The Constitution of the United States makes it clear, actually, that religious belief is not an appropriate qualification President of the United States. The original body of the Constitution declares that there shall be no religious test for any public office. The Founding Fathers did not believe that we do need a Christian President in particular.

Besides that, it just so happens that every single President of the United States has been Christian - even the presidents that the Tea Party protesters don't approve of. Clearly, the Tea Party protesters are unhappy with the condition of the nation, a condition that has been brought about by uniformly Christian presidents. If the Tea Party protesters were capable of clear, logical thought, they would understand that electing a Christian president will not in itself get them what they want.

Trapped in an illogical loop, the Tea Party activists have come to two incompatible conclusions: First, they claim that the United States of America is a Christian nation. Second, they claim that the United States of America has been taken over by people who hate Christianity. Thus, they carry angry signs of protest, demanding recognition from America's leaders: "Speak for yourself, Obama. We are a Christian nation."

If the USA is a Christian nation, how the Tea Party activists want to unseat its democratically-elected leaders? Wouldn't these leaders be representative of Christian values, if ours is a Christian nation?

Of course, the United States is not a Christian nation. It's a nation that happens to have many Christians in it. The nation itself, however is a non-Christian entity, as its representative government is forbidden from acting to establish any religion. Christianity is never mentioned in the Constitution. Neither is any specifically Christian belief. Besides that, the culture of the United States of America has always been diverse, with people of many religious backgrounds, including non-Christian religions and traditions of rejection of religion as a whole as well.

The language of the Constitution is profoundly against many biblical principles, despite what Tea Party enthusiasts claim. The rights to free speech and free speech, for example, contradict the command against making graven images. Freedom of religion contradicts the command that people worship no-one but the Jewish-Christian deity God.

Still, Tea Party activists declare that Barack Obama must be removed from political office on purely Christian grounds.
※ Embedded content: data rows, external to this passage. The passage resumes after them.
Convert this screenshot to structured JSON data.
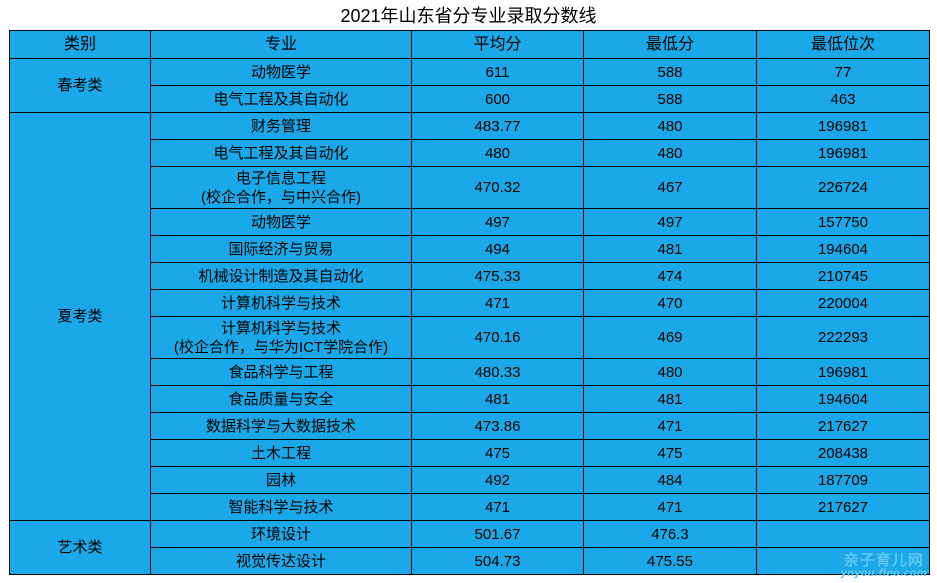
{
  "title": "2021年山东省分专业录取分数线",
  "headers": [
    "类别",
    "专业",
    "平均分",
    "最低分",
    "最低位次"
  ],
  "groups": [
    {
      "category": "春考类",
      "rows": [
        {
          "major": [
            "动物医学"
          ],
          "avg": "611",
          "min": "588",
          "rank": "77"
        },
        {
          "major": [
            "电气工程及其自动化"
          ],
          "avg": "600",
          "min": "588",
          "rank": "463"
        }
      ]
    },
    {
      "category": "夏考类",
      "rows": [
        {
          "major": [
            "财务管理"
          ],
          "avg": "483.77",
          "min": "480",
          "rank": "196981"
        },
        {
          "major": [
            "电气工程及其自动化"
          ],
          "avg": "480",
          "min": "480",
          "rank": "196981"
        },
        {
          "major": [
            "电子信息工程",
            "(校企合作，与中兴合作)"
          ],
          "avg": "470.32",
          "min": "467",
          "rank": "226724"
        },
        {
          "major": [
            "动物医学"
          ],
          "avg": "497",
          "min": "497",
          "rank": "157750"
        },
        {
          "major": [
            "国际经济与贸易"
          ],
          "avg": "494",
          "min": "481",
          "rank": "194604"
        },
        {
          "major": [
            "机械设计制造及其自动化"
          ],
          "avg": "475.33",
          "min": "474",
          "rank": "210745"
        },
        {
          "major": [
            "计算机科学与技术"
          ],
          "avg": "471",
          "min": "470",
          "rank": "220004"
        },
        {
          "major": [
            "计算机科学与技术",
            "(校企合作，与华为ICT学院合作)"
          ],
          "avg": "470.16",
          "min": "469",
          "rank": "222293"
        },
        {
          "major": [
            "食品科学与工程"
          ],
          "avg": "480.33",
          "min": "480",
          "rank": "196981"
        },
        {
          "major": [
            "食品质量与安全"
          ],
          "avg": "481",
          "min": "481",
          "rank": "194604"
        },
        {
          "major": [
            "数据科学与大数据技术"
          ],
          "avg": "473.86",
          "min": "471",
          "rank": "217627"
        },
        {
          "major": [
            "土木工程"
          ],
          "avg": "475",
          "min": "475",
          "rank": "208438"
        },
        {
          "major": [
            "园林"
          ],
          "avg": "492",
          "min": "484",
          "rank": "187709"
        },
        {
          "major": [
            "智能科学与技术"
          ],
          "avg": "471",
          "min": "471",
          "rank": "217627"
        }
      ]
    },
    {
      "category": "艺术类",
      "rows": [
        {
          "major": [
            "环境设计"
          ],
          "avg": "501.67",
          "min": "476.3",
          "rank": ""
        },
        {
          "major": [
            "视觉传达设计"
          ],
          "avg": "504.73",
          "min": "475.55",
          "rank": ""
        }
      ]
    }
  ],
  "watermark": {
    "name": "亲子育儿网",
    "url": "ynyou.fleo.com"
  },
  "colors": {
    "table_fill": "#1ba8e8",
    "grid_line": "#000000",
    "watermark": "#5cc8f2"
  }
}
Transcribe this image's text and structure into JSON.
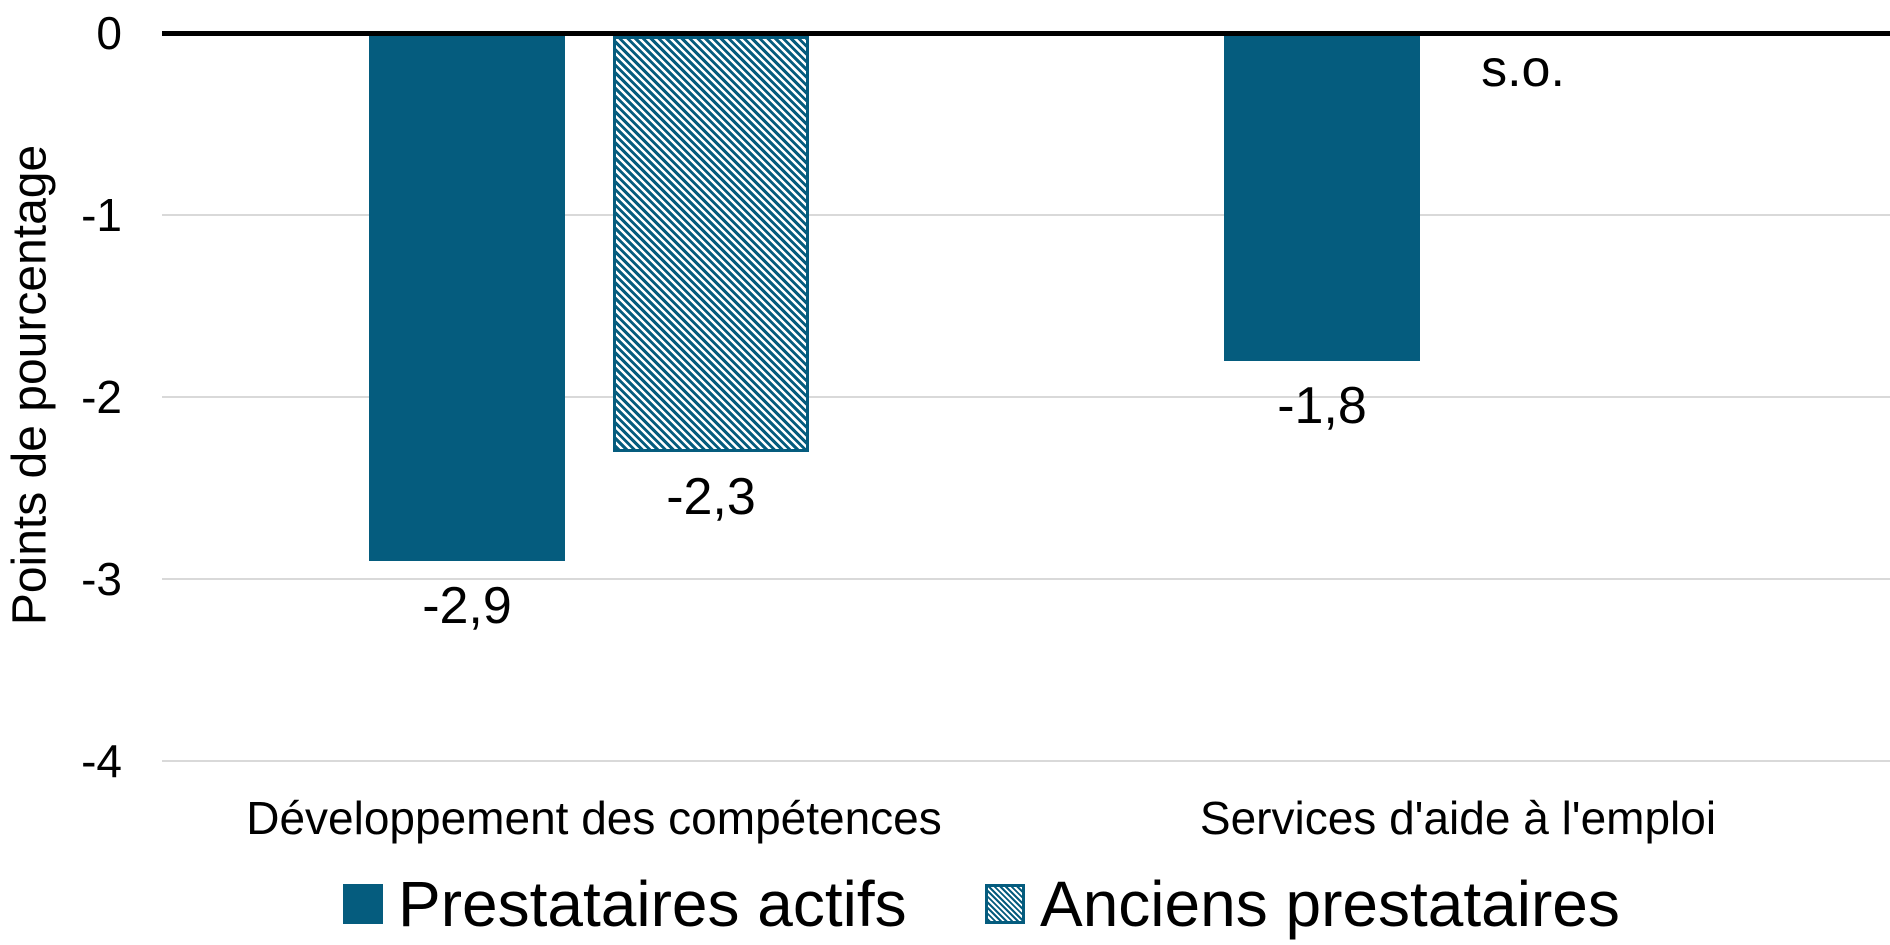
{
  "chart_data": {
    "type": "bar",
    "title": "",
    "xlabel": "",
    "ylabel": "Points de pourcentage",
    "categories": [
      "Développement des compétences",
      "Services d'aide à l'emploi"
    ],
    "series": [
      {
        "name": "Prestataires actifs",
        "pattern": "solid",
        "values": [
          -2.9,
          -1.8
        ]
      },
      {
        "name": "Anciens prestataires",
        "pattern": "hatched",
        "values": [
          -2.3,
          null
        ]
      }
    ],
    "value_labels": [
      [
        "-2,9",
        "-1,8"
      ],
      [
        "-2,3",
        "s.o."
      ]
    ],
    "na_label": "s.o.",
    "yticks": [
      0,
      -1,
      -2,
      -3,
      -4
    ],
    "ytick_labels": [
      "0",
      "-1",
      "-2",
      "-3",
      "-4"
    ],
    "ylim": [
      -4.3,
      0
    ],
    "grid": true,
    "legend_position": "bottom",
    "colors": {
      "bar": "#055C7E",
      "gridline": "#D9D9D9",
      "axis_line": "#000000",
      "text": "#000000",
      "background": "#FFFFFF"
    }
  }
}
They claim that "Obama is the AntiChrist" - a supernaturally created magical being that will rule the world before being defeated by a new, more militant version of Jesus. A basic problem with this argument, aside from the fact that it's based purely upon mystical, unsubstantiated prophecies both ancient and modern, is that Tea Party activists are criticizing Barack Obama for not being tough enough against other countries. How is Obama the AntiChrist supposed to take over the world if he's being too tolerant and non-threatening to foreign leaders?

Tea Party protesters oppose non-religious Americans ("God haters"), and anybody else who wants to keep the government a neutral, secular sphere as the Founding Fathers envisioned it. They also oppose members of Non-Christian religions, though. They carry signs protesting against the idea that Barack Obama is a Muslim.

"Jesus is Lord - Not Allah" reads one such sign. These signs miss the point that, in the United States, neither Allah nor Jesus is Lord. In the USA, we don't have lords and ladies. We elect our leaders, and no supernatural beings are supposed to be used as an excuse for undemocratic activities.

A group of Tea Party activists has created a political agenda that they call the "9-12 Project", with nine principles, the second of which is "I believe in God and He is the Center of my Life." With statements like these, Tea Party protesters are sending a clear signal to the growing numbers of Americans who don't center their public lives around religion: Only religious fundamentalists are welcome in the Tea Party.